Tuesday 19 April 2011

Truth or consequence

I got a phone call from the doctor's office today asking me to attend an urgent consultation. I had a blood test done on saturday and the results were in. The last time the doc called me back was when I was diagnosed with diabetes 12 months ago. I  had been down last week really really ill from what I thought was a virus that had been going around. I had never been so sick in my life. As it turned out, my liver had flared up and the enzine readings were extremely high. I think these enzine readings are associated with such things as tumours, nodules etc, which could mean that I have a tumor of some description. Given that I have cirrohssis of the liver, there is a high possibility that one of the cirohssed nodules may have turned on me. It is easy to think that the cirrohsis relates to my drinking days, but it is not. I have been sober way too long to have it now. Even if I had some cirohsis when I put down the drink, it would have healed by now.
What happened to me back in 1990 when I gave birth to my son was I believe the contributing factor. The arrogance and ego of medical staff that they knew better, nearly cost me my life. The dam doctor had failed to recognise that my afterbirth had noot discharged and as a result i lost over three quarters of my entire blood supply. Poor ray was running around the hospital trying to get someone to take a look at me in which he was brushed off as a neurotic new father. On the third attempt he managed to get a doctor who was doing his morning rounds. The doctor had initially refused on the grounds that I was not his patient. Out of sheer frustration, ray grabbed this doctor by the scruff of the neck and demanded that he look at me. As the doctor stormed off in the direction of my room he muttered " I bet there is nothing wrong." When he entered my room he gasped in shock spun on his heel and went screaming down the corridor to raise the alarm.

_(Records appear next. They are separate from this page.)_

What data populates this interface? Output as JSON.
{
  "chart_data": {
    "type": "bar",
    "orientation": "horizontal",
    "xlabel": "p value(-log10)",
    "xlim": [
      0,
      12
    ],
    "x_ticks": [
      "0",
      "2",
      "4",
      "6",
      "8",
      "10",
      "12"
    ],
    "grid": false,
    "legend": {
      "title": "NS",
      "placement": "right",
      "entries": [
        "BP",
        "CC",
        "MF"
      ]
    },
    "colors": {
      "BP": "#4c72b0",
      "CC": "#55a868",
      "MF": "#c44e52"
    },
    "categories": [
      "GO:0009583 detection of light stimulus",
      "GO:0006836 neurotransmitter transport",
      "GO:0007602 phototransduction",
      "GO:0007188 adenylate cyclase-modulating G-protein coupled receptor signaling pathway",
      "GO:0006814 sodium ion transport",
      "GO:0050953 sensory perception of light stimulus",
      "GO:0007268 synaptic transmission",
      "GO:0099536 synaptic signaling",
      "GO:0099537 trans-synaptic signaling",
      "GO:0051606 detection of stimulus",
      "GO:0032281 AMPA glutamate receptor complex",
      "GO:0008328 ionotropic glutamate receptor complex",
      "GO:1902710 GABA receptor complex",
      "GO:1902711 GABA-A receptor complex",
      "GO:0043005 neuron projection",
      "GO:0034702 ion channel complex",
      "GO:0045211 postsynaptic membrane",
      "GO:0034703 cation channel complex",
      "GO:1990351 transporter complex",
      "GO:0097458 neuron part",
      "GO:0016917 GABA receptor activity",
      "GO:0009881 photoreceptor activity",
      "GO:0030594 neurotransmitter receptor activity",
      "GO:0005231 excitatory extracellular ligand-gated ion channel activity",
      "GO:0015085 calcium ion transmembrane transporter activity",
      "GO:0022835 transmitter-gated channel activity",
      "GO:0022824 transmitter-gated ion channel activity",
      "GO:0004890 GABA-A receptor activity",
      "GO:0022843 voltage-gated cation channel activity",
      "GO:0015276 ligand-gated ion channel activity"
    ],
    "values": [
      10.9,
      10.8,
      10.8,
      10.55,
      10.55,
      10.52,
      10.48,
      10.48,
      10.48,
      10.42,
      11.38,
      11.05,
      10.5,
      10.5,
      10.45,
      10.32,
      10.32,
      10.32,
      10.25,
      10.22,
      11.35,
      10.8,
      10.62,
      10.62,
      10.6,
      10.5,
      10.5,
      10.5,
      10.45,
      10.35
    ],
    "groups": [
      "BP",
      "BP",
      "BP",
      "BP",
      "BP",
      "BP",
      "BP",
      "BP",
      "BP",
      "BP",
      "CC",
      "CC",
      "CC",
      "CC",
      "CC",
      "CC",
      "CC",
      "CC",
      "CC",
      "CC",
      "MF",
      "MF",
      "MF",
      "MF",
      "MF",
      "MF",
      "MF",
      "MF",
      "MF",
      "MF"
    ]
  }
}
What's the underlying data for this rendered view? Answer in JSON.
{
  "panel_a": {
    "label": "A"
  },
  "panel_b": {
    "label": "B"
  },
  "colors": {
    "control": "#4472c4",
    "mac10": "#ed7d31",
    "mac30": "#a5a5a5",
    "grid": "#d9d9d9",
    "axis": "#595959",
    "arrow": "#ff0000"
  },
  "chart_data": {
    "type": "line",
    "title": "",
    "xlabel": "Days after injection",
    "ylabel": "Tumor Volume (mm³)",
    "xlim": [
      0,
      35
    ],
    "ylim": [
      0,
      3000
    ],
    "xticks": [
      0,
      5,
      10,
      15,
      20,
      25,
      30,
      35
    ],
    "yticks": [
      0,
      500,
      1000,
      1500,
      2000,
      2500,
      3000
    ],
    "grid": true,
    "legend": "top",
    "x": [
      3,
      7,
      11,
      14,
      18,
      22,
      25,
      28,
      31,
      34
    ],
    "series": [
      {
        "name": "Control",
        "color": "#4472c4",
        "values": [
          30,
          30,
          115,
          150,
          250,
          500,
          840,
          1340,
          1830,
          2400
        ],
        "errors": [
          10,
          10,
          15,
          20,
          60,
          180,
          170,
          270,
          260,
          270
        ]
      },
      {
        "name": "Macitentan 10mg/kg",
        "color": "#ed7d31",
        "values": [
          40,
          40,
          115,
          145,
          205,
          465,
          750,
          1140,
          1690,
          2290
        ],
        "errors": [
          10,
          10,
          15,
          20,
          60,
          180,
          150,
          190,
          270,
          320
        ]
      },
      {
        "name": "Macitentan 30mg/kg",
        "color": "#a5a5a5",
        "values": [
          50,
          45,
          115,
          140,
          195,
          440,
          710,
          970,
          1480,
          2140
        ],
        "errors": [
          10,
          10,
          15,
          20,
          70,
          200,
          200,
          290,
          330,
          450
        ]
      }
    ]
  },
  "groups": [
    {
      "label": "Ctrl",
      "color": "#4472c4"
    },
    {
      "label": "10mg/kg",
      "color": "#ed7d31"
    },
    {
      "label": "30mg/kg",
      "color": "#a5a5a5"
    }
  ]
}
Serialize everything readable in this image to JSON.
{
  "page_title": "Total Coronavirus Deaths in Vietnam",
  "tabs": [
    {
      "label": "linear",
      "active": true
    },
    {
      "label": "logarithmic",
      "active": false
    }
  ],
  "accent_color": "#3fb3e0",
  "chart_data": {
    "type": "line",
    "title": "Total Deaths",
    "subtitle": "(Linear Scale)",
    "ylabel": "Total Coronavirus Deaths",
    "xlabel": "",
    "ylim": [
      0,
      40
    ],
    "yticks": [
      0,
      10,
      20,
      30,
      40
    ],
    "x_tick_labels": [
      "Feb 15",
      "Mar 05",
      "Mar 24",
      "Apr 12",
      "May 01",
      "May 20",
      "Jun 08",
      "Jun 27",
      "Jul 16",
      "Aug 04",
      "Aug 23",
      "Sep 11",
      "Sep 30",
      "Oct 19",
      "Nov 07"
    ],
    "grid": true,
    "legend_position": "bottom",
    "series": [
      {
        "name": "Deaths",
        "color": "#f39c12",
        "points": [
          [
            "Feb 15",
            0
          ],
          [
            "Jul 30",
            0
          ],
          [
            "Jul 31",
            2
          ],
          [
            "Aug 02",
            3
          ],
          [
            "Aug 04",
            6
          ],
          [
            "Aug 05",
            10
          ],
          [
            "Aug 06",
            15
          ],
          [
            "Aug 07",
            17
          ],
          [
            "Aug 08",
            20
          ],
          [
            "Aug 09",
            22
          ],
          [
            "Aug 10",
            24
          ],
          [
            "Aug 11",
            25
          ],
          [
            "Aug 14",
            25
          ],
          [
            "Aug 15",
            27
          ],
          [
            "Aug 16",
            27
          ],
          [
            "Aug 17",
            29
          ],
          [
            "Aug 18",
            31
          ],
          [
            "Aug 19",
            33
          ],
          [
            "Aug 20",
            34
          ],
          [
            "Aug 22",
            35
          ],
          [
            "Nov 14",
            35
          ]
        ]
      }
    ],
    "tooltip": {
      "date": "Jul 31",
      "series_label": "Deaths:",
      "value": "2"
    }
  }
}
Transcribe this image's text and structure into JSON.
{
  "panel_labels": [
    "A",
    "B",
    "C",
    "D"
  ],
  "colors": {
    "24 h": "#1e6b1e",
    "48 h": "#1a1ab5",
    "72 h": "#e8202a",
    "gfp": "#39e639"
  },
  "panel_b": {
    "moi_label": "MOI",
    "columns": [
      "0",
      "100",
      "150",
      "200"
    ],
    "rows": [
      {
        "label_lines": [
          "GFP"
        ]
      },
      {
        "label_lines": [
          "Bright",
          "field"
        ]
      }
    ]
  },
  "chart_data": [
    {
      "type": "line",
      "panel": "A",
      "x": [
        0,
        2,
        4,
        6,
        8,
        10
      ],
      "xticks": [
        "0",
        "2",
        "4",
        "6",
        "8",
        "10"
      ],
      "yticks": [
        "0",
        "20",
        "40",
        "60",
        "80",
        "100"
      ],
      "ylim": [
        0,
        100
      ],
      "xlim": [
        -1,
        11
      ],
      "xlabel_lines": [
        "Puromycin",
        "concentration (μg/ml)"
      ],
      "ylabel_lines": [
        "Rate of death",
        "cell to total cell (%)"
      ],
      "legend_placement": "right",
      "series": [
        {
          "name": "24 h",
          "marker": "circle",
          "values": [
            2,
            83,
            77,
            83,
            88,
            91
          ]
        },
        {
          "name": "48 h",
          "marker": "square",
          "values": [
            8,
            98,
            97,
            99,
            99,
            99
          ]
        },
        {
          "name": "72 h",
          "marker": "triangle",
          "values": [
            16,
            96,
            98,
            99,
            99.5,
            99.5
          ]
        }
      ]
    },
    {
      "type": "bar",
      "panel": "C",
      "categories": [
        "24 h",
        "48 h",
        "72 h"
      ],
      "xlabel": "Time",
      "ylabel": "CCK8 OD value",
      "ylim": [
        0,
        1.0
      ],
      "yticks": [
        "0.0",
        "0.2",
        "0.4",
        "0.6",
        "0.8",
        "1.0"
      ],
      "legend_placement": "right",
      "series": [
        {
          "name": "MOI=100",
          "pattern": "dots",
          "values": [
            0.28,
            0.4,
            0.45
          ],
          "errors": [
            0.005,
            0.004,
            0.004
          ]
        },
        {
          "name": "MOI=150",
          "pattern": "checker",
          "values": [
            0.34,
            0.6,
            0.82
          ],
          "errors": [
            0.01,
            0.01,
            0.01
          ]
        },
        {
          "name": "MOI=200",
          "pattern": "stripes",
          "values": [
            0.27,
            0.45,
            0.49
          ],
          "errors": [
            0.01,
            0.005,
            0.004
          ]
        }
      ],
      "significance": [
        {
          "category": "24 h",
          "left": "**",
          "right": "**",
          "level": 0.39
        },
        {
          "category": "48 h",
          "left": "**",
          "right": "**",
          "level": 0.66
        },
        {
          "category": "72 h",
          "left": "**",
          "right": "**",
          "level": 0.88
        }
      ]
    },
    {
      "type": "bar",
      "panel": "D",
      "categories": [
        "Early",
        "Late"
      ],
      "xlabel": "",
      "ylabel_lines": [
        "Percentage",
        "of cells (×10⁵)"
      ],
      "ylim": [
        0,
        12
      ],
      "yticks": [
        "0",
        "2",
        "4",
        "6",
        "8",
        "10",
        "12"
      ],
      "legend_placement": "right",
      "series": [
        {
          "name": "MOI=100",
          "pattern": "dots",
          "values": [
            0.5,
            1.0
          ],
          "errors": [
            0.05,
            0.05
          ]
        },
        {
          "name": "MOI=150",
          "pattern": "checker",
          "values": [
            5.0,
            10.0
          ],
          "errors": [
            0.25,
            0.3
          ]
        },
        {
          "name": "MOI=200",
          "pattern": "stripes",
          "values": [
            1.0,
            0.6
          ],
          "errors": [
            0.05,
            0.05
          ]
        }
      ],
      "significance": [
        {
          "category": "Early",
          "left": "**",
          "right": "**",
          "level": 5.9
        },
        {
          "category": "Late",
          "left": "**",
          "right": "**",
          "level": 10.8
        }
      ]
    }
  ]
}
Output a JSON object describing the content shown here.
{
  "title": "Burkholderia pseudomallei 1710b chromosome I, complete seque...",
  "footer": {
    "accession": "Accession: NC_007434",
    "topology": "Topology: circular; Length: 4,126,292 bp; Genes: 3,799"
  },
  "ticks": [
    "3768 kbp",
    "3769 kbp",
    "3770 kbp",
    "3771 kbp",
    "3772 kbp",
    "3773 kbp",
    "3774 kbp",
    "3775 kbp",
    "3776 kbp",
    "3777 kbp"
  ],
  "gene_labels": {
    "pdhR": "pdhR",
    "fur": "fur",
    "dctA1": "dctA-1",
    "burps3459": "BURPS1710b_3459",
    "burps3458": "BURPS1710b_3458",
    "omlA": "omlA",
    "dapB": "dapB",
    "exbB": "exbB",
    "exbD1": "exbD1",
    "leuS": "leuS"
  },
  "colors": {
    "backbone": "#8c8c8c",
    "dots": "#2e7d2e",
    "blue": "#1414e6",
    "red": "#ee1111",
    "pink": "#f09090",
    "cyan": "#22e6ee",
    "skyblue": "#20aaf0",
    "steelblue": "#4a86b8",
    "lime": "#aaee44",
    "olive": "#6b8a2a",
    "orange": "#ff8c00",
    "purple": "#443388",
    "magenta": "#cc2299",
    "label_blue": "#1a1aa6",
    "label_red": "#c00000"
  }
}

To cut a long storu short I was taken to surgery where a curette was performed, but I also believe a blood transfusion was also done without my knowledge or consent. When I began looking into this I found that there were 6 units of blood next to my name. The file is not matching up to my son's birth certificate. My medicare file has been falsified and according to the hospital I was not transfused despite the fact that there was a problem with blood that was infected with the hep c virus at the time and it just so happened to be the same strand that I had. There is every indication that there many others that have been infected also. Might I add they had not implemented the testing of patients or blood despite the laws already having been put into place.

Whether or not this will ever be investigated I don't know. I at one point sent hundreds of letters out stating that the gosford hospital had infected me with the hep c virus through faulty blood products. I recieved a phone call from the then ceo john blackwell who said that we know it is you that is sending out the letter. he added "we may have to take action against you." I laughed at him and said "yeah you may have to." I explained the descrepencies that I have found with the hospital file and went for a round the table meeting with senior executives of the hospital. For some ungodly reason they think that I am a dumbass and that I will simply take their word on things. Yeah right, as if they are going to admit to anything.
I have testafied as senate enquiries, written to  politicians, and media to no avail. whether I will get any justice in this situation willyet to be seen. I couldn't have any more children, my health has been seriously undermined and it has affected my working capacity. It seems that I may have told the truth but I am suffering the consequences for having done this. I often say that being honest in a dishonest world is very hard. I can only speak my truth even if I can't change the circumstances or events. I can only pray that whatever is going on with the liver at present is nothing to worry about, it is in gods hands now.